In the US, hotels find themselves insured but not covered for pandemic

Seemingly wisely, many hotels have invested in business interruption insurance. Along comes a pandemic. Governments order hotels closed. Hotels seek to collect on the insurance. Alas, there’s a devil in the details.

The University Square Hotel in Fresno, Calif., and The Hotel Fresno were subject to shutdown orders imposed by the governor of California and the mayor of Fresno in March 2020. The hotels sought payment from their business interruption insurance carriers, Hathaway Guard and AmiGUARD. Those companies denied coverage and the hotels sued.

To collect on any insurance policy, the loss must result from a covered cause. In the typical business interruption policy, and in that of the Fresno hotels, a loss is covered if it results from “direct physical loss of or damage to property” at the insured’s premises. The court noted the absence of damage to the Fresno hotels. Said the court, “A detrimental economic impact alone is not covered by the policy.”

That was but one hurdle the hotels tried to overcome.
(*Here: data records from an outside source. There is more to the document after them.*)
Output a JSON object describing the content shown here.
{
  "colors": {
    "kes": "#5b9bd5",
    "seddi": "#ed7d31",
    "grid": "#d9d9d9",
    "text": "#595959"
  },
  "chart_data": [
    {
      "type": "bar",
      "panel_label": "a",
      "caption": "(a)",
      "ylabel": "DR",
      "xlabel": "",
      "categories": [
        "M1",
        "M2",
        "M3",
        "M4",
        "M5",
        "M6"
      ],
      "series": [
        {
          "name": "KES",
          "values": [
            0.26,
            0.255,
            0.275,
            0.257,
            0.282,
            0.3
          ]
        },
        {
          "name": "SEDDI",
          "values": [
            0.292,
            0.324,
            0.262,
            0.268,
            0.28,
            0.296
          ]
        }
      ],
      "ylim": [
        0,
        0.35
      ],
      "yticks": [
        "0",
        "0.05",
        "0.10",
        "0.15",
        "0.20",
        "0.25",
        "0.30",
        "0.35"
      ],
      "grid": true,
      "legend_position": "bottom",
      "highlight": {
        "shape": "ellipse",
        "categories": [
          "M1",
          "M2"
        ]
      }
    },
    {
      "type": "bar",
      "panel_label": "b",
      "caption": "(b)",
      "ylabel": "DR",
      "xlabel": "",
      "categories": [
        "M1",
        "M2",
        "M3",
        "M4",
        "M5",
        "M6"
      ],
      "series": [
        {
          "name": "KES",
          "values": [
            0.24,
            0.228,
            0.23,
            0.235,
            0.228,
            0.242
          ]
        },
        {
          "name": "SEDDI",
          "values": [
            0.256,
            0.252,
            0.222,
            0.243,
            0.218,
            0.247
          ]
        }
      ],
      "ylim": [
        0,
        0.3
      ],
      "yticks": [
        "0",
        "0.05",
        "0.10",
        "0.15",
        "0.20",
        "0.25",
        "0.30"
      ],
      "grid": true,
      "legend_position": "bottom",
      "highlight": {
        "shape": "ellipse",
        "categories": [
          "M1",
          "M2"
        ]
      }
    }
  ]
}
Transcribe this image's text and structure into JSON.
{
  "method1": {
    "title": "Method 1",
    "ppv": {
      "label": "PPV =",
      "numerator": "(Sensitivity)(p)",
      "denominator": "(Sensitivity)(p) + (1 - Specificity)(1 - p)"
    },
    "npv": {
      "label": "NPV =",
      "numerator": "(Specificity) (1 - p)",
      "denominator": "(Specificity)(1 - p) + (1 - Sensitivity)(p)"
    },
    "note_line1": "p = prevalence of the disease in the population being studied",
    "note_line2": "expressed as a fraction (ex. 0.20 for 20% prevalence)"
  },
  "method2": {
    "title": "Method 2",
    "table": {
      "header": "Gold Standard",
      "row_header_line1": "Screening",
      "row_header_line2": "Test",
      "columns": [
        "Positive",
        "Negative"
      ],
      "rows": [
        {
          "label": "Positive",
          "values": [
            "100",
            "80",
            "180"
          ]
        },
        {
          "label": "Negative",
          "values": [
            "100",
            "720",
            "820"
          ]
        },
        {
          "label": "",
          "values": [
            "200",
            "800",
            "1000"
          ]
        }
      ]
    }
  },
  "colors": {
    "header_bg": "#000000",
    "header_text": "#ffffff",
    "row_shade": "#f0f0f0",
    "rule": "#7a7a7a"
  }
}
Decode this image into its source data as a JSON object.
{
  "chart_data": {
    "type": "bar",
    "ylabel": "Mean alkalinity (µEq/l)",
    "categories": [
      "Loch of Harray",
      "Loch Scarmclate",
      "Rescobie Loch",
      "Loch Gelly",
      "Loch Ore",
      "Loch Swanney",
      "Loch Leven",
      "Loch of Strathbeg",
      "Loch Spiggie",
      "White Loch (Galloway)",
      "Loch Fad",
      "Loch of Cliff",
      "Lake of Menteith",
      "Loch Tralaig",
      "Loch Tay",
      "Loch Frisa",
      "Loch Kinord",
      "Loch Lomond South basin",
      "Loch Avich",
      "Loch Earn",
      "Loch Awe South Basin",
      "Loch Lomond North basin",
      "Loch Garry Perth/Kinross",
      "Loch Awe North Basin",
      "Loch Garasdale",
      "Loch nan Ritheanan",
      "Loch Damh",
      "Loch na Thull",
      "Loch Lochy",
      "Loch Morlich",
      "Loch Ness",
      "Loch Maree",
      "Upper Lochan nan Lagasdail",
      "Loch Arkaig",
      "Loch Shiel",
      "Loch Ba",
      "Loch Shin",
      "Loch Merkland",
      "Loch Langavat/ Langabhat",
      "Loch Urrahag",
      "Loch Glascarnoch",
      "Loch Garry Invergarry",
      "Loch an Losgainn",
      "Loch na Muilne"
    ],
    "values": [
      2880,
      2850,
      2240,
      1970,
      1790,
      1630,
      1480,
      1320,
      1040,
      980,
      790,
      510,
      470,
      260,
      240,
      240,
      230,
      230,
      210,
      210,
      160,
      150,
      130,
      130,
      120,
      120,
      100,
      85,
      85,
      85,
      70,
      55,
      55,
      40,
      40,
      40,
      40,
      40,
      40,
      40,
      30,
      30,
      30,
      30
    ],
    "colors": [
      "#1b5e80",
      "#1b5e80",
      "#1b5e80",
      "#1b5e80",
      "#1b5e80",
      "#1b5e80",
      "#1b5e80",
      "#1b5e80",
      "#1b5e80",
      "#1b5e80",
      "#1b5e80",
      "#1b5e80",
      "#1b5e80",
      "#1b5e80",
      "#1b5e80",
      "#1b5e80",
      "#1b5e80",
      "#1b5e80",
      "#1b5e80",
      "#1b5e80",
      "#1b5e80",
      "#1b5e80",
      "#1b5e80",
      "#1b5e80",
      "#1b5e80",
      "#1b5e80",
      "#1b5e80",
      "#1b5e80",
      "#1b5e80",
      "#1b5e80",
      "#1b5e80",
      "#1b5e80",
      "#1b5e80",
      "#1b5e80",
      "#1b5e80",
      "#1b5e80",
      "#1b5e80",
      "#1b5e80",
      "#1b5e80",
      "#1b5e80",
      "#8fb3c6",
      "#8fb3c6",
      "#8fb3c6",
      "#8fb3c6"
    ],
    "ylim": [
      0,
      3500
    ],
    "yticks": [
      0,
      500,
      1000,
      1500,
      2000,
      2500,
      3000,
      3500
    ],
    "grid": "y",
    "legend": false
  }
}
Typical policies also exclude as a covered cause, “any loss or damage caused directly or indirectly by any virus … that induces or is capable of inducing physical distress, illness or disease.”

To be enforceable, an exclusion such as this must be “conspicuous, plain, and clear.” The Fresno hotels argued the exclusion was lacking. The court disagreed, ruling the language was plain, clear and “free of jargon.”

Concerning the conspicuous requirement, the hotels argued that the exclusion consisted of three sentences “buried within the 100+ page policy packet” and so was not sufficiently evident. The insurance companies retorted that the policy without endorsements was 48 pages, and the exclusion was referenced in the index at the front of the policy as follows, “Virus Exclusion is located on page 17 of the policy.” The exclusion is indeed located on that page and with a bold-font heading titled “Virus or Bacteria.” The virus exclusion also is listed in a separate area with other policy exclusions under another bold-font heading: “Exclusions.” This put the conspicuous argument to bed.

The hotels also argued that the cause of their loss was not the virus but rather the government shutdown orders. The court rejected this argument, noting the orders’ expressed goal was to “curb and disrupt the spread of the virus.”

The hotels found fault with the insurance companies for not highlighting the virus exclusion when the inns bought the policy. The court was predictably unimpressed. Businesses are responsible for reading and understanding their contracts. If unsure of terms, don’t sign.

In a last-ditch effort, the hotels tried to differentiate a pandemic as “much more than just a simple virus.” This argument fared no better, the court deeming it akin to claiming that a coverage exclusion for damage caused by fire does not apply to damage caused by a very big fire.

Upshot: The court upheld the insurance companies’ denial of coverage. Alas, insult to injury in these pandemic times.

This article first appeared in Hotel Management.